A investigada é suspeita de coautoria em crimes como estupro de vulnerável e exploração sexual infantil, além da produção, compartilhamento e comercialização de material de abuso sexual envolvendo menores.
A ação contou com apoio do Departamento Especializado de Homicídios e Proteção à Pessoa (DEHPP) da Polícia Civil do Espírito Santo, responsável pelo cumprimento do mandado de prisão contra a suspeita.
Segundo as investigações conduzidas pela Polícia Civil paulista, a mulher integra a mesma rede criminosa que já resultou na prisão de outras três mulheres em São Paulo e Guararema, além de um homem — piloto de avião de 62 anos — apontado como líder do grupo.

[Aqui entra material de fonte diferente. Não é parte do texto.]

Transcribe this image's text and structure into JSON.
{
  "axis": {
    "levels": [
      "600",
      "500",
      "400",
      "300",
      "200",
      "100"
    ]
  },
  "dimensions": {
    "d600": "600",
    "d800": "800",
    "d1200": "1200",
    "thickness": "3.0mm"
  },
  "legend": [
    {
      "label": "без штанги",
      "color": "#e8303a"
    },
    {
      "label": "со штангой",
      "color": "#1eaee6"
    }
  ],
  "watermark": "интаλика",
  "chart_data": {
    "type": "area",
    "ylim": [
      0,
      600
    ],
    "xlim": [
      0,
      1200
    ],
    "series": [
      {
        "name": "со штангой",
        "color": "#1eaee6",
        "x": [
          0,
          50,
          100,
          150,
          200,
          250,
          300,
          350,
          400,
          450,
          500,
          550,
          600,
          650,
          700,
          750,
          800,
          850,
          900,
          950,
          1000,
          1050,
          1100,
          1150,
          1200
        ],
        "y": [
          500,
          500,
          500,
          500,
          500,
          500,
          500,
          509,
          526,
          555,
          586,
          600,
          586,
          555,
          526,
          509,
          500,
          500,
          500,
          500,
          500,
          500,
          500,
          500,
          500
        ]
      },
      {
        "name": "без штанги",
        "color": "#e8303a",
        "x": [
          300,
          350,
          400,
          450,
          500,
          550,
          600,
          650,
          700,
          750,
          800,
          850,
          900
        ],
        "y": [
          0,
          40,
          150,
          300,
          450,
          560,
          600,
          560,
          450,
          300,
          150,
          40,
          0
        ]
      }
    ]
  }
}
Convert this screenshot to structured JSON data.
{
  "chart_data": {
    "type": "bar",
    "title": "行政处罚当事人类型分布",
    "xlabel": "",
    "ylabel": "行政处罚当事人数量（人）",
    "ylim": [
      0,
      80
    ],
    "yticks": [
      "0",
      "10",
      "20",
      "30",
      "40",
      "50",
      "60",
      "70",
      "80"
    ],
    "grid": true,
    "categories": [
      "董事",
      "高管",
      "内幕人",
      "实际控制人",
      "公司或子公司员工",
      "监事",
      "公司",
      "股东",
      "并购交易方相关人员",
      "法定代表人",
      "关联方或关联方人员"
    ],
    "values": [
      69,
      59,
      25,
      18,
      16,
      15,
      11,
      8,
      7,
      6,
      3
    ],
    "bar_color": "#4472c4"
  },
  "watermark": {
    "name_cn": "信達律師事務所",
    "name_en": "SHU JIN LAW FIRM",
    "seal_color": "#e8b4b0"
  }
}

As apurações identificaram conversas e elementos digitais que indicam a prática de estupro de vulnerável, além da produção, venda e envio de vídeos contendo abusos contra uma criança de dois anos. O material teria sido “encomendado” pelo líder do grupo.
Também foram encontrados indícios de negociação financeira para encontros presenciais envolvendo a criança.
A vítima, atualmente com três anos, foi identificada e localizada pelas autoridades e está sob os cuidados de familiares. O Conselho Tutelar foi acionado para acompanhar o caso.
Durante o cumprimento do mandado judicial, um celular foi apreendido e será submetido à perícia. A suspeita foi encaminhada ao Departamento Especializado de Homicídios e Proteção à Pessoa da cidade de Vitória (ES), onde permanecerá à disposição da Justiça.
A Operação Apertem os Cintos faz parte de um conjunto de ações estratégicas da Polícia Civil de São Paulo voltadas ao combate à exploração sexual de crianças e adolescentes.
A corporação destaca que a cooperação entre forças policiais de diferentes estados tem sido fundamental para o avanço das investigações, especialmente em casos que envolvem redes criminosas e crimes praticados no ambiente digital.
As investigações seguem em andamento para identificar outros envolvidos.